There is no dollar limit set for group manager approval of installment agreements. For UNPAID INDIVIDUAL INCOME TAX less than $10,000 managerial approval is not required unless the agreement requires a waiver of the CSED, in which case the waiver and the agreement require managerial approval. [IRM 5.14.9.2 ]

 

Independent Review

1-13.50 In accordance with Internal Revenue Code section 7122(d) taxpayers are entitled to independent administrative reviews of rejected requests for installment agreements. Contact employees (including revenue officers) and managers are required to document all actions relative to this review in case histories, including:

 

the date the case is sent to the independent reviewer;

 

the date the case is received from the independent reviewer, and,

 

the date the case is forwarded for second level review (if applicable.)

 

When a request for an installment agreement is proposed for rejection the IRS employee must :

 

Notify taxpayers rejection of the request is being recommended if that is the next planned action, but do not notify taxpayers of actual rejection of the installment agreement request until after independent administrative review.

 

Managers must review and concur with plans to reject installment agreement requests prior to independent administrative review.

 

If managers request additional information or action, these should be requested of the taxpayer or gained from the appropriate source, without comment to the taxpayer regarding approval status of the agreement, beyond that the request is being considered.

 

In addition to exercising care with regard to conveying rejection of requests, also exercise care regarding conveying acceptance. Specifically, though the plan to accept an installment agreement request can be shared, do not convey acceptance if a request requires managerial approval (until after approval.)

 

If rejection is the next planned action, the installment agreement case file will be sent to the Independent Administrative Reviewer along with:

 

Form 12233, "Independent Review PRIOR to Rejection of Request of Installment Agreement" ;

 

a statement regarding the reason(s) for the proposed rejection;

 

IDRS printouts associated with the case file, including IDRS CC ICOMP. (See 9.2 above regarding approvals); and,

 

any documentation submitted by the taxpayer in request of an installment agreement. [IRM 5.14.9.3 ]

 

Independence

1-13.60 The "Independent Administrative Reviewer" reviews the decision to reject installment agreement requests independent of employees' and managers' opinions. The reviewer must exercise independent judgment to determine if rejection of the installment agreement request is appropriate.

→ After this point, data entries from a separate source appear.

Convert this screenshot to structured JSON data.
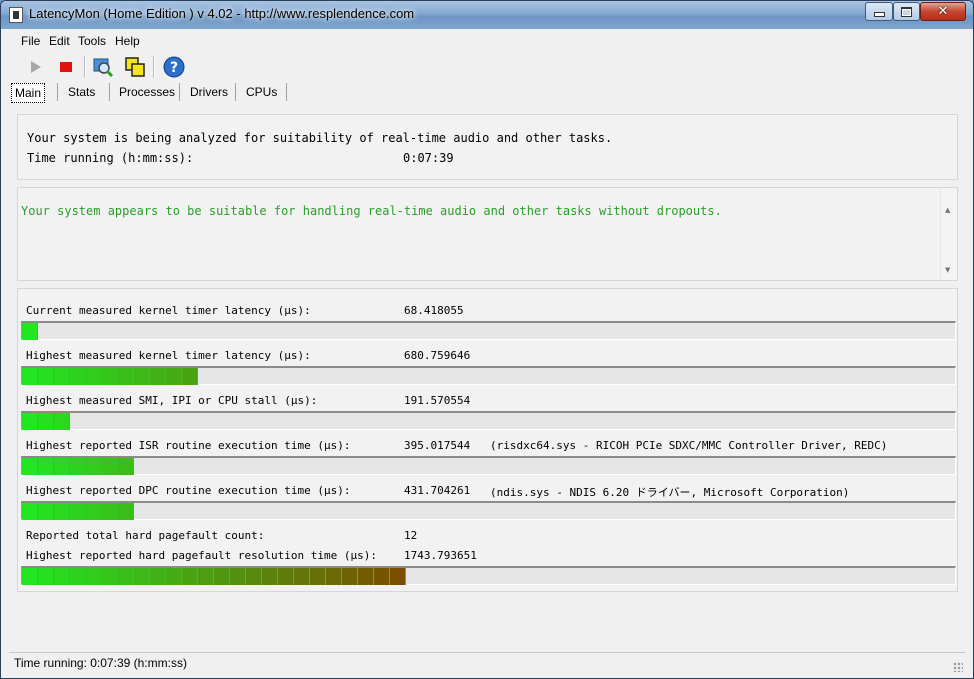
{
  "window": {
    "title": "LatencyMon  (Home Edition )  v 4.02 - http://www.resplendence.com"
  },
  "menu": [
    "File",
    "Edit",
    "Tools",
    "Help"
  ],
  "toolbar": {
    "icons": [
      "play-icon",
      "stop-icon",
      "search-icon",
      "copy-icon",
      "help-icon"
    ]
  },
  "tabs": [
    "Main",
    "Stats",
    "Processes",
    "Drivers",
    "CPUs"
  ],
  "active_tab": "Main",
  "analysis": {
    "line1": "Your system is being analyzed for suitability of real-time audio and other tasks.",
    "time_label": "Time running (h:mm:ss):",
    "time_value": "0:07:39"
  },
  "verdict": {
    "text": "Your system appears to be suitable for handling real-time audio and other tasks without dropouts.",
    "color": "#2a9e2a"
  },
  "metrics": [
    {
      "label": "Current measured kernel timer latency (µs):",
      "value": "68.418055",
      "detail": "",
      "segments": 1
    },
    {
      "label": "Highest measured kernel timer latency (µs):",
      "value": "680.759646",
      "detail": "",
      "segments": 11
    },
    {
      "label": "Highest measured SMI, IPI or CPU stall (µs):",
      "value": "191.570554",
      "detail": "",
      "segments": 3
    },
    {
      "label": "Highest reported ISR routine execution time (µs):",
      "value": "395.017544",
      "detail": "(risdxc64.sys - RICOH PCIe SDXC/MMC Controller Driver, REDC)",
      "segments": 7
    },
    {
      "label": "Highest reported DPC routine execution time (µs):",
      "value": "431.704261",
      "detail": "(ndis.sys - NDIS 6.20 ドライバー, Microsoft Corporation)",
      "segments": 7
    }
  ],
  "pagefault": {
    "count_label": "Reported total hard pagefault count:",
    "count_value": "12",
    "time_label": "Highest reported hard pagefault resolution time (µs):",
    "time_value": "1743.793651",
    "segments": 24
  },
  "status": {
    "text": "Time running: 0:07:39  (h:mm:ss)"
  },
  "colors": {
    "bar_start": "#22e622",
    "bar_end": "#7a4e00",
    "verdict": "#2a9e2a"
  }
}
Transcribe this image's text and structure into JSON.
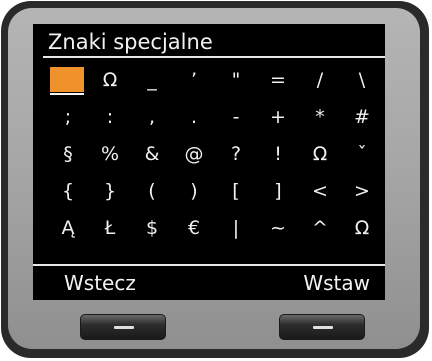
{
  "screen": {
    "title": "Znaki specjalne"
  },
  "grid": {
    "rows": [
      [
        " ",
        "Ω",
        "_",
        "’",
        "\"",
        "=",
        "/",
        "\\"
      ],
      [
        ";",
        ":",
        ",",
        ".",
        "-",
        "+",
        "*",
        "#"
      ],
      [
        "§",
        "%",
        "&",
        "@",
        "?",
        "!",
        "Ω",
        "ˇ"
      ],
      [
        "{",
        "}",
        "(",
        ")",
        "[",
        "]",
        "<",
        ">"
      ],
      [
        "Ą",
        "Ł",
        "$",
        "€",
        "|",
        "~",
        "^",
        "Ω"
      ]
    ],
    "selected_index": "0,0"
  },
  "softkeys": {
    "left": "Wstecz",
    "right": "Wstaw"
  },
  "colors": {
    "selection": "#f0922b",
    "screen_bg": "#000000",
    "text": "#f2f2f2"
  }
}
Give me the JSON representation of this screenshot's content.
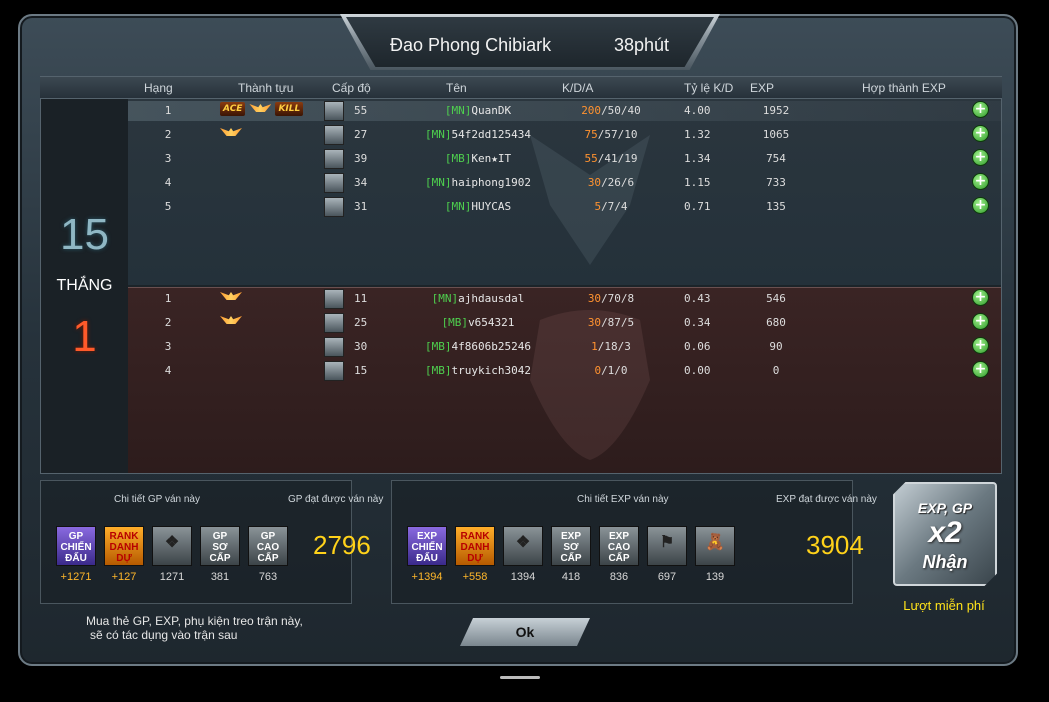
{
  "title": {
    "map_name": "Đao Phong Chibiark",
    "time": "38phút"
  },
  "headers": {
    "rank": "Hạng",
    "achievement": "Thành tựu",
    "level": "Cấp độ",
    "name": "Tên",
    "kda": "K/D/A",
    "ratio": "Tỷ lệ K/D",
    "exp": "EXP",
    "merge": "Hợp thành EXP"
  },
  "score": {
    "win": "15",
    "win_label": "THẮNG",
    "lose": "1"
  },
  "team_a": [
    {
      "rank": "1",
      "badges": [
        "ACE",
        "wing",
        "KILL"
      ],
      "level": "55",
      "tag": "[MN]",
      "name": "QuanDK",
      "kills": "200",
      "da": "/50/40",
      "ratio": "4.00",
      "exp": "1952"
    },
    {
      "rank": "2",
      "badges": [
        "wing"
      ],
      "level": "27",
      "tag": "[MN]",
      "name": "54f2dd125434",
      "kills": "75",
      "da": "/57/10",
      "ratio": "1.32",
      "exp": "1065"
    },
    {
      "rank": "3",
      "badges": [],
      "level": "39",
      "tag": "[MB]",
      "name": "Ken★IT",
      "kills": "55",
      "da": "/41/19",
      "ratio": "1.34",
      "exp": "754"
    },
    {
      "rank": "4",
      "badges": [],
      "level": "34",
      "tag": "[MN]",
      "name": "haiphong1902",
      "kills": "30",
      "da": "/26/6",
      "ratio": "1.15",
      "exp": "733"
    },
    {
      "rank": "5",
      "badges": [],
      "level": "31",
      "tag": "[MN]",
      "name": "HUYCAS",
      "kills": "5",
      "da": "/7/4",
      "ratio": "0.71",
      "exp": "135"
    }
  ],
  "team_b": [
    {
      "rank": "1",
      "badges": [
        "wing"
      ],
      "level": "11",
      "tag": "[MN]",
      "name": "ajhdausdal",
      "kills": "30",
      "da": "/70/8",
      "ratio": "0.43",
      "exp": "546"
    },
    {
      "rank": "2",
      "badges": [
        "wing"
      ],
      "level": "25",
      "tag": "[MB]",
      "name": "v654321",
      "kills": "30",
      "da": "/87/5",
      "ratio": "0.34",
      "exp": "680"
    },
    {
      "rank": "3",
      "badges": [],
      "level": "30",
      "tag": "[MB]",
      "name": "4f8606b25246",
      "kills": "1",
      "da": "/18/3",
      "ratio": "0.06",
      "exp": "90"
    },
    {
      "rank": "4",
      "badges": [],
      "level": "15",
      "tag": "[MB]",
      "name": "truykich3042",
      "kills": "0",
      "da": "/1/0",
      "ratio": "0.00",
      "exp": "0"
    }
  ],
  "gp_panel": {
    "caption_left": "Chi tiết GP ván này",
    "caption_right": "GP đạt được ván này",
    "total": "2796",
    "items": [
      {
        "label": "GP\nCHIẾN\nĐẤU",
        "style": "purple",
        "value": "+1271",
        "highlight": true
      },
      {
        "label": "RANK\nDANH\nDỰ",
        "style": "orange",
        "value": "+127",
        "highlight": true
      },
      {
        "label": "",
        "style": "grey",
        "icon": "wolf-emblem-icon",
        "value": "1271",
        "highlight": false
      },
      {
        "label": "GP\nSƠ CẤP",
        "style": "grey",
        "value": "381",
        "highlight": false
      },
      {
        "label": "GP\nCAO CẤP",
        "style": "grey",
        "value": "763",
        "highlight": false
      }
    ]
  },
  "exp_panel": {
    "caption_left": "Chi tiết EXP ván này",
    "caption_right": "EXP đạt được ván này",
    "total": "3904",
    "items": [
      {
        "label": "EXP\nCHIẾN\nĐẤU",
        "style": "purple",
        "value": "+1394",
        "highlight": true
      },
      {
        "label": "RANK\nDANH\nDỰ",
        "style": "orange",
        "value": "+558",
        "highlight": true
      },
      {
        "label": "",
        "style": "grey",
        "icon": "wolf-emblem-icon",
        "value": "1394",
        "highlight": false
      },
      {
        "label": "EXP\nSƠ CẤP",
        "style": "grey",
        "value": "418",
        "highlight": false
      },
      {
        "label": "EXP\nCAO CẤP",
        "style": "grey",
        "value": "836",
        "highlight": false
      },
      {
        "label": "",
        "style": "grey",
        "icon": "flags-icon",
        "value": "697",
        "highlight": false
      },
      {
        "label": "",
        "style": "grey",
        "icon": "teddy-bear-icon",
        "value": "139",
        "highlight": false
      }
    ]
  },
  "bonus": {
    "line1": "EXP, GP",
    "line2": "x2",
    "line3": "Nhận",
    "free_label": "Lượt miễn phí"
  },
  "note": {
    "line1": "Mua thẻ GP, EXP, phụ kiện treo trận này,",
    "line2": "sẽ có tác dụng vào trận sau"
  },
  "ok_label": "Ok",
  "colors": {
    "kill": "#ff9230",
    "tag": "#4ed04e",
    "total": "#ffd21a",
    "win": "#8fb7c4",
    "lose": "#ff5a2a"
  }
}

In deciding to uphold or overturn a proposed rejection, reviewers should:

 

Consider the case as a whole;

 

Focus on the reasons for the proposed rejection given by the contact employee (or, if appropriate, the reasons for the proposed rejection given by the group manager.);

 

Determine whether the proposed installment agreement would fully pay the liability before the CSED or within an approved extension. Use IDRS CC ICOMP or other source to support the decision to reject an installment agreement request for this reason;

 

Review the analysis of the taxpayer's financial condition to determine whether the payment amount requested by the taxpayer is adequate, given the taxpayer's ability to pay;

 

Determine whether the taxpayer is in compliance with the compliance requir ements provided below:

 

Taxpayers must be in compliance with:

 

Filing tax returns

 

NOTE: Installment agreements are not considered "pending" if taxpayers are not in compliance with filing requirements.

 

Paying current estimated taxes (if applicable)

Tax withholding requirements; or

Federal Tax Deposit requirements.

 

Determine whether positions expressed by the taxpayer were considered in the interview or review process; and

 

Determine if reasons for rejection provided by the revenue officer or his/her manager should be provided to the taxpayer.